It was quite a journey for me, considering that when I left the Catholic Church as a young woman, I never imagined wanting to return. Everything is still fresh to me, as though I'm seeing things clearly after being asleep for a long time. I keep getting surprised over and over again.
During the years I was away from the Catholic Church and attending non-denominational churches, I attended Easter services and yes, felt somewhat joyful, but it was a subdued joy. Sort of like the feeling you had as a kid when you discovered your Christmas present early and then had to fake the joy of opening that gift on Christmas morning. You knew what you were getting, so the excitement was slightly muffled as a result.
But Catholicism does the whole Easter season right. It's glorious! When I first experienced the Lenten season in 2008, I was still a little in shock that I was back in the Church. In 2009, I was more consumed with receiving the Eucharist. But this year, I was able to take in all the various stages and absorb the beautiful truth of each one.
Lent is a time where the Church enters a somber period. The extra prayers, the fasting, the removal of the "Gloria," the lack of elaborate music - all are intended to get us to a place of deep reflection of what our Lord and Savior was about to do for the entire world. It is a serious time and everything the Catholic Church does emphasizes that seriousness.

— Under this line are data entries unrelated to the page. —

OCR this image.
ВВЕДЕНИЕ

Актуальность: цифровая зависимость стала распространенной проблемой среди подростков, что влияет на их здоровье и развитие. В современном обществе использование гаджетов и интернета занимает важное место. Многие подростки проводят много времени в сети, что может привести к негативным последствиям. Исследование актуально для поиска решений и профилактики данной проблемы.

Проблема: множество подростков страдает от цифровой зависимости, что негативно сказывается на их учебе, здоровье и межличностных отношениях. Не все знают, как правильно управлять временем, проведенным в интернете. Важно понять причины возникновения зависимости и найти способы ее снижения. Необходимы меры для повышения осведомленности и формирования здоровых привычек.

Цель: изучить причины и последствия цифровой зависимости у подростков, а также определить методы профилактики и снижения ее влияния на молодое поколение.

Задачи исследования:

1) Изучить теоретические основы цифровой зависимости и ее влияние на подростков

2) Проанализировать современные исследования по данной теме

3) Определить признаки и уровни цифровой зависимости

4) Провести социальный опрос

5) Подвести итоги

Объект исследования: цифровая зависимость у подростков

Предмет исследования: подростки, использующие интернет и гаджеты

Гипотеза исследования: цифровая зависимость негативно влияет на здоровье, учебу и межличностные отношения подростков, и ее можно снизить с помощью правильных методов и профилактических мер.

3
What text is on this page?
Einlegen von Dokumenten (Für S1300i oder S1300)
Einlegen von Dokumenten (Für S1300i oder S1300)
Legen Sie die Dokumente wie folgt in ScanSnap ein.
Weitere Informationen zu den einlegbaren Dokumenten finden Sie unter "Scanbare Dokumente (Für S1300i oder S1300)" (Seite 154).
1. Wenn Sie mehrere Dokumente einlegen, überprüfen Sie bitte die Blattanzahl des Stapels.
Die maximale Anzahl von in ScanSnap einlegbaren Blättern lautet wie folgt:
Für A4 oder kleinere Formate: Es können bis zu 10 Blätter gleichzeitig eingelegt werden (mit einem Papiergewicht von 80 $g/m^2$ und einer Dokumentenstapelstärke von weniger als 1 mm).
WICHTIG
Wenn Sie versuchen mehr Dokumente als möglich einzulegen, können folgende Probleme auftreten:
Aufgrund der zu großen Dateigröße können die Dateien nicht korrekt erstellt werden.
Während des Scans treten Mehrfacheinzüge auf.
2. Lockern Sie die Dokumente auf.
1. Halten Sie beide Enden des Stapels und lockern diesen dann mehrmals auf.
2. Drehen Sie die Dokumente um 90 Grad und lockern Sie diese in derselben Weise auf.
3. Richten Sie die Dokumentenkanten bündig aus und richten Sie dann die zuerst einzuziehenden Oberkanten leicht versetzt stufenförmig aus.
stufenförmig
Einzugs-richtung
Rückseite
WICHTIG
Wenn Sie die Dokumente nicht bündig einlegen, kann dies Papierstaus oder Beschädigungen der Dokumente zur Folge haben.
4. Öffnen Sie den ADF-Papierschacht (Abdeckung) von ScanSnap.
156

Passion Week at my parish, Holy Family, started with all of the statues being covered with purple cloth. No flowers were around the altar. It started off the week on a very somber note. Tenebrae was especially powerful. The sanctuary was lit by a triangle of candles and they were extinguished one by one as portions of Scripture were read, focusing on the prophecies regarding the Messiah suffering and the sacrifice of Christ. The service ended with a loud clapping of wooden rods, people stomped their feet on the floor and slammed the hymnals shut loudly. It symbolized the thunder and lightening when Christ died on the Cross and how nature responded with an uproar.
The lone candle shined brightly as we pondered Jesus Christ as the light of the world and to reassure us resurrection was coming. The sanctuary lights came on halfway as we silently walked out of the service into the night. It was a magnificent way to symbolically remind us of the grief that our Lord's disciples and Mary went through as they realized their beloved Lord and Son was dead.
And now, today.
Today I hope the sun is shining for you, because even if it's not, it hopefully is shining in your heart. Today is the day the Lord made, and He is risen! Now after weeks of abstaining, praying, attending special services to remind me of what this season is all about - now is the day to celebrate! And I feel such a joy in my heart - a true joy that hasn't been muffled by anything else because within the Catholic Church, each week has been a preparation for this day!
Although technically I "knew" what I was getting today, the traditions and rituals of the Church really have made me feel that this knowledge is brand new all over again.
Happy Easter to you! May you rejoice in your Lord and Savior, knowing that death has been overcome and He has risen! Embrace Him in spirit, for it will not be long until we embrace Him in fullness, with eternal life as our reward. Amen and amen!